This article has been updated to Yuque. If you reply "Yuque" in the background, you can get all the information that is continuously updated throughout the career of Attack Bar Big Data.
This article is based on the topic of Hive - from SQL to Hive's underlying execution principle to further study Hive in depth. It is believed that most children's shoes are only limited to the theoretical level for the execution process of Hive's underlying layer. Then this article will take you to spend about half an hour to track the Hive source code on your own machine. Through this article, you will be able to learn:
1. The installation and deployment of each component
2. The ability to solve problems
3. Do it yourself to debug the Hive source code locally, that is, submitting SQL locally is more appropriate to trace the underlying process
There are many similar implementation articles on the Internet, but most of them are scattered. This article will take you from zero to one complete implementation of this function. Note: All basic software packages and execution files involved in this article have been uploaded to Yuque Documentation and this article is based on Windows
Environmental preparation
1. Maven installation
1.1. Download the software package and decompress it
The software package has been uploaded to the Yuque document. Children’s shoes in need can be collected by replying to "Yuque" in the background. If the password fails, please contact the editor
1.2. Configure environment variables
1.3, configure maven image
Open the $MAVEN_HOME/conf/settings.xml file, adjust the maven warehouse address and mirror address
<settings xmlns="http://maven.apache.org/SETTINGS/1.0.0"
xmlns:xsi="http://www.w3.org/2001/XMLSchema-instance"
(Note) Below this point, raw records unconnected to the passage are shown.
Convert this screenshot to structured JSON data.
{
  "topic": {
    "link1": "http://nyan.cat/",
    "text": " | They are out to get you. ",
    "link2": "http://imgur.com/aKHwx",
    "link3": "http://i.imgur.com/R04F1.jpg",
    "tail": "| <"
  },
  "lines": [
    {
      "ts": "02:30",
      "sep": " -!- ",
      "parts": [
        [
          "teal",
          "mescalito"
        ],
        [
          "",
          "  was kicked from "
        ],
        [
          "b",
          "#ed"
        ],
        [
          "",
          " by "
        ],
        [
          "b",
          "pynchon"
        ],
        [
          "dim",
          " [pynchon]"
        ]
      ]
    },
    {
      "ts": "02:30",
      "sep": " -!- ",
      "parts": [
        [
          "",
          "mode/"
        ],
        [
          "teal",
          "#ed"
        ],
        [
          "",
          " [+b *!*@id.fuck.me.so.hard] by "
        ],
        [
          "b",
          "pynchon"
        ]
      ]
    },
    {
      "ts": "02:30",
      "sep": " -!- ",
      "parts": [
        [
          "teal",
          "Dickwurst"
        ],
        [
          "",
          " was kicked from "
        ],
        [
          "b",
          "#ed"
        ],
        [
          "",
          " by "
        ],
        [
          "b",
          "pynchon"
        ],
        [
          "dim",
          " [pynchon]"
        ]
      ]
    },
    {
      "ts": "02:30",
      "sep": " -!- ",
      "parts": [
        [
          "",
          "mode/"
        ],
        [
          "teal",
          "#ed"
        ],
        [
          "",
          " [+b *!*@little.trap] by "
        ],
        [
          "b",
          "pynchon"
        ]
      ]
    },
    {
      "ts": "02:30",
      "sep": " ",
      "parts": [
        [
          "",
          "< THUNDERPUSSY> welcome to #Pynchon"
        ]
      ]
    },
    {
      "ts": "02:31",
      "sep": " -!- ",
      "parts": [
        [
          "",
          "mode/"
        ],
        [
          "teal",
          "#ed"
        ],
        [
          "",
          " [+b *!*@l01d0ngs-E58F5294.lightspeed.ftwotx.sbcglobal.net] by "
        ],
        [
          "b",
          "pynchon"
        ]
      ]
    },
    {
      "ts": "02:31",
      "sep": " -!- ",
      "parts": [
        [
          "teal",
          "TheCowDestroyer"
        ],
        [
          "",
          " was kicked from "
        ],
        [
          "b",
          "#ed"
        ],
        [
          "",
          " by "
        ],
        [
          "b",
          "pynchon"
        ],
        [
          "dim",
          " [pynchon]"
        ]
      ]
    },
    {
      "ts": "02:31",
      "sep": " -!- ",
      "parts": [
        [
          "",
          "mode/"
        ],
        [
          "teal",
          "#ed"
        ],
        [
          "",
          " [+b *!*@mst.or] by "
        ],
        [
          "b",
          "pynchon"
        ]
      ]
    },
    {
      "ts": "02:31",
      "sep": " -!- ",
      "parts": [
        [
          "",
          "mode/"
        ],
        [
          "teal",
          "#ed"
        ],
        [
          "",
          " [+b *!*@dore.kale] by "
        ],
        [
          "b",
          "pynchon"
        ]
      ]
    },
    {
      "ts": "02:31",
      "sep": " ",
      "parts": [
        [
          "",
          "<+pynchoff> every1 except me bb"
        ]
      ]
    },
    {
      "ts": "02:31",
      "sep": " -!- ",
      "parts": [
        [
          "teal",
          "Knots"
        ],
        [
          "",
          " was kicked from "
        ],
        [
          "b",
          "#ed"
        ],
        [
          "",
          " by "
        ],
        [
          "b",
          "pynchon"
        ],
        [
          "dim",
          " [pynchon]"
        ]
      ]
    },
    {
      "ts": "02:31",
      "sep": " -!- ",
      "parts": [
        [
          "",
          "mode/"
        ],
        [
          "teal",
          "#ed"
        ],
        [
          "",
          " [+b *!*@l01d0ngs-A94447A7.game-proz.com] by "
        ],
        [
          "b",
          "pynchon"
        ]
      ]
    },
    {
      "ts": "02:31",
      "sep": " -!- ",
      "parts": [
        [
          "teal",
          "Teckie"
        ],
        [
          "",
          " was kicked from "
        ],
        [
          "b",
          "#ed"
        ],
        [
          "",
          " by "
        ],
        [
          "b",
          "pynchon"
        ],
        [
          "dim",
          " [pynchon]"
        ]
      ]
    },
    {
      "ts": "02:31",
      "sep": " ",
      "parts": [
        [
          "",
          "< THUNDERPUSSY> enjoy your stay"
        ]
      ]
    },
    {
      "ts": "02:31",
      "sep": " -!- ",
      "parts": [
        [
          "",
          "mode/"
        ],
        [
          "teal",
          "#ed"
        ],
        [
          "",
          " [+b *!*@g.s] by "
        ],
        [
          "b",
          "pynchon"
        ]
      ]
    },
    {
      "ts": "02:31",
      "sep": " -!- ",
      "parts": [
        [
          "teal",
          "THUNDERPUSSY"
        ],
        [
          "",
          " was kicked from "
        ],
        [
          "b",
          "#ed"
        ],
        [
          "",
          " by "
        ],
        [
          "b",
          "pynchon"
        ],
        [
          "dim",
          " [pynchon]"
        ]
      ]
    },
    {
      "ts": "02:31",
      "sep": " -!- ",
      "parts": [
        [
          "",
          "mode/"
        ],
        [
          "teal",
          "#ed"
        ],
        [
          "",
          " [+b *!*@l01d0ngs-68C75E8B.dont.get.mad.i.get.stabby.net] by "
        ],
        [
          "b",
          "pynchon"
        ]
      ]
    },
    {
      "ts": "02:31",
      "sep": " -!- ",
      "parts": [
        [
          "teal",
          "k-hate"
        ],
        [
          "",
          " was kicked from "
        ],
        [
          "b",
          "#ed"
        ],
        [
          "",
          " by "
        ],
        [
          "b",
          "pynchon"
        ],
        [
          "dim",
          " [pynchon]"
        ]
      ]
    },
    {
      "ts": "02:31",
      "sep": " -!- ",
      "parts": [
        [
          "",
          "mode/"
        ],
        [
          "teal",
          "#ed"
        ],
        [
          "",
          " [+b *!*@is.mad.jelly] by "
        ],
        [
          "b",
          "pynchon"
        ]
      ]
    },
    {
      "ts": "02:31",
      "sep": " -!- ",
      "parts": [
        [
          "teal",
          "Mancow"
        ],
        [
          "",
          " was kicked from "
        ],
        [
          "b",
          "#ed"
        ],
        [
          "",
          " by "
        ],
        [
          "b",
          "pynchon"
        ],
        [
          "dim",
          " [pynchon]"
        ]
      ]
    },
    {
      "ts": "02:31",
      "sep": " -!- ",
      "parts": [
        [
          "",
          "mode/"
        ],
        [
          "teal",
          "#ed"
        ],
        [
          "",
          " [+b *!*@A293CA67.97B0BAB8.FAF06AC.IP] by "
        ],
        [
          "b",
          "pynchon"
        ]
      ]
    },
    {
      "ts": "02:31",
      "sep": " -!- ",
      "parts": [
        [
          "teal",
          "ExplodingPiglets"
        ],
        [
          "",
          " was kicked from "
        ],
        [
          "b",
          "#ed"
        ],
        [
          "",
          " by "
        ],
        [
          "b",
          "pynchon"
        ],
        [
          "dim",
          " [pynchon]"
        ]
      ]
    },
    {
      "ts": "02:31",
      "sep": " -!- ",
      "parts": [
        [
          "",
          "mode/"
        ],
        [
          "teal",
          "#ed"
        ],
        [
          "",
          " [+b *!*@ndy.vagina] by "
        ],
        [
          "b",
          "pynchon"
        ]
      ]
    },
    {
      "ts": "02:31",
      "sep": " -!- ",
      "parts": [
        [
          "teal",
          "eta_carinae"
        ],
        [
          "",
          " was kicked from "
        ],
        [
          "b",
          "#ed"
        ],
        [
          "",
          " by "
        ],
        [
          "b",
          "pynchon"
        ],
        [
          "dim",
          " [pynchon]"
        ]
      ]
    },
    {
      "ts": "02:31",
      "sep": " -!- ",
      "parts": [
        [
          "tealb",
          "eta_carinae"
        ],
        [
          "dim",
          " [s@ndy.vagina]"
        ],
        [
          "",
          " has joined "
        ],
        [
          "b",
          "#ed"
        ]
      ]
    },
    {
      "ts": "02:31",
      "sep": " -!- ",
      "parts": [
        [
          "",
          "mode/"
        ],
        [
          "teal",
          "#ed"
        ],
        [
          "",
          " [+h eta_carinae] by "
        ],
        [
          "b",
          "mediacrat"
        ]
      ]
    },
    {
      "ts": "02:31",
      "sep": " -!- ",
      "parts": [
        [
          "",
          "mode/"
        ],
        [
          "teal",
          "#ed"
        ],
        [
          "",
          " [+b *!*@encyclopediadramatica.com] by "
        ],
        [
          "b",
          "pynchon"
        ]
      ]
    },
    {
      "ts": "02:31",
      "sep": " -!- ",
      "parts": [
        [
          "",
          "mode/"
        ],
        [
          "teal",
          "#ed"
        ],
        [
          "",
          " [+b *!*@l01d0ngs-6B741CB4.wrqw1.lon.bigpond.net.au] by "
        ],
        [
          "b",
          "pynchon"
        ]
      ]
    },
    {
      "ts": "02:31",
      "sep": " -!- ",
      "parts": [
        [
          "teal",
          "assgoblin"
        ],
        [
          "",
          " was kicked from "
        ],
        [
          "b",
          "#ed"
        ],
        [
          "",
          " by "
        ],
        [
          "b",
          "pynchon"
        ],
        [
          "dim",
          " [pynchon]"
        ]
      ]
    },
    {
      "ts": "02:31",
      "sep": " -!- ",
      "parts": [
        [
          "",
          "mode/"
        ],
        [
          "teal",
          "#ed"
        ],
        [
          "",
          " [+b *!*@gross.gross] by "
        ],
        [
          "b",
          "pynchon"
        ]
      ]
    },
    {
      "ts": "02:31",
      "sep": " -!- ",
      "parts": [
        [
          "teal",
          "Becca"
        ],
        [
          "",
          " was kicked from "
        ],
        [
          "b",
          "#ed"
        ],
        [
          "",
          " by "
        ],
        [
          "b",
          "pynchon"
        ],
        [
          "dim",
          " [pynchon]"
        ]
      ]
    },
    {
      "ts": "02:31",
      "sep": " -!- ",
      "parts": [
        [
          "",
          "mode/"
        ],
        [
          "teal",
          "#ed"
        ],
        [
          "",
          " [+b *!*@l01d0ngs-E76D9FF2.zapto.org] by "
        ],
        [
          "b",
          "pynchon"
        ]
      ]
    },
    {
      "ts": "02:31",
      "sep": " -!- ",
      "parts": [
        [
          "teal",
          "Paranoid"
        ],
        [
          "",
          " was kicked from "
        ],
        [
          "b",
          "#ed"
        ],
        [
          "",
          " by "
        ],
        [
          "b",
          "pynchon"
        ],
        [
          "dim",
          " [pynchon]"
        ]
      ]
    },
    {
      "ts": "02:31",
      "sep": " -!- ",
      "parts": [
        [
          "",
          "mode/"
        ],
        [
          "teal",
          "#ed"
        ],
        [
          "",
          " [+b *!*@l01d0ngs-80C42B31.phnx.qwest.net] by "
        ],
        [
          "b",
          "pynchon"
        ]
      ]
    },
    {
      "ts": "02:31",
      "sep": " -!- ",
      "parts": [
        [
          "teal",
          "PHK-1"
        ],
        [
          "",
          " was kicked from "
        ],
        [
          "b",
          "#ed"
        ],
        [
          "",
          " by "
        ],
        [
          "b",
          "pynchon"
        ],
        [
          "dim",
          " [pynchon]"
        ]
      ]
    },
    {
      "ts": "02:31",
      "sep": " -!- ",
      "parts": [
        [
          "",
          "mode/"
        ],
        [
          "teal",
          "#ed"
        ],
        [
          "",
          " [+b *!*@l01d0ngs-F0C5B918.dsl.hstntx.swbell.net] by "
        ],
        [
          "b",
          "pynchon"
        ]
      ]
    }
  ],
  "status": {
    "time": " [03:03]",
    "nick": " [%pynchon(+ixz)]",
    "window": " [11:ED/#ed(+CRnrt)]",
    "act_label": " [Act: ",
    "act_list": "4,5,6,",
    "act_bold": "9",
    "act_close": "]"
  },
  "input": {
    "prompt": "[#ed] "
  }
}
xsi:schemaLocation="http://maven.apache.org/SETTINGS/1.0.0
https://maven.apache.org/xsd/settings-1.0.0.xsd">
<localRepository>你自己的路径</localRepository>
<mirrors>
<mirror>
<id>alimaven</id>
<name>aliyun maven</name>
<url>http://maven.aliyun.com/nexus/content/groups/public/</url>
<mirrorOf>central</mirrorOf>
</mirror>
</mirrors>
</settings>
Two, cywin installation
The software installation is mainly to support the basic environment package involved in compiling the source code of windows
2.1. Download the software package
The software package has been uploaded to the Yuque document. Children’s shoes in need can be collected by replying to "Yuque" in the background. If the password fails, please contact the editor
2.2. Install related software packages online
Need to install cywin, gcc+ related compilation packages
binutils
gcc
gcc-mingw
gdb
3. JDK installation
3.1. Download the software package and decompress it
The software package has been uploaded to the Yuque document. Children’s shoes in need can be collected by replying to "Yuque" in the background. If the password fails, please contact the editor
3.2, configure environment variables
3.2.1. Create JAVA_HOME system variable
3.2.2. Create CLASSPATH variable 3.2.3. Add Path variable
4. Hadoop installation
4.1. Download the software package and decompress it
The software package has been uploaded to the Yuque document. Children’s shoes in need can be collected by replying to "Yuque" in the background. If the password fails, please contact the editor
4.2, configure environment variables
Create the HADOOP_HOME system variable and append this variable to the Path global variable
4.3. Edit configuration file
Note: The downloaded software package may not contain the following files, but the template file is provided, just rename it directly. Since this article is for self-use, only the basic core information needs to be configured. The following files are located in the $HADOOP_HOME/etc/hadoop directory.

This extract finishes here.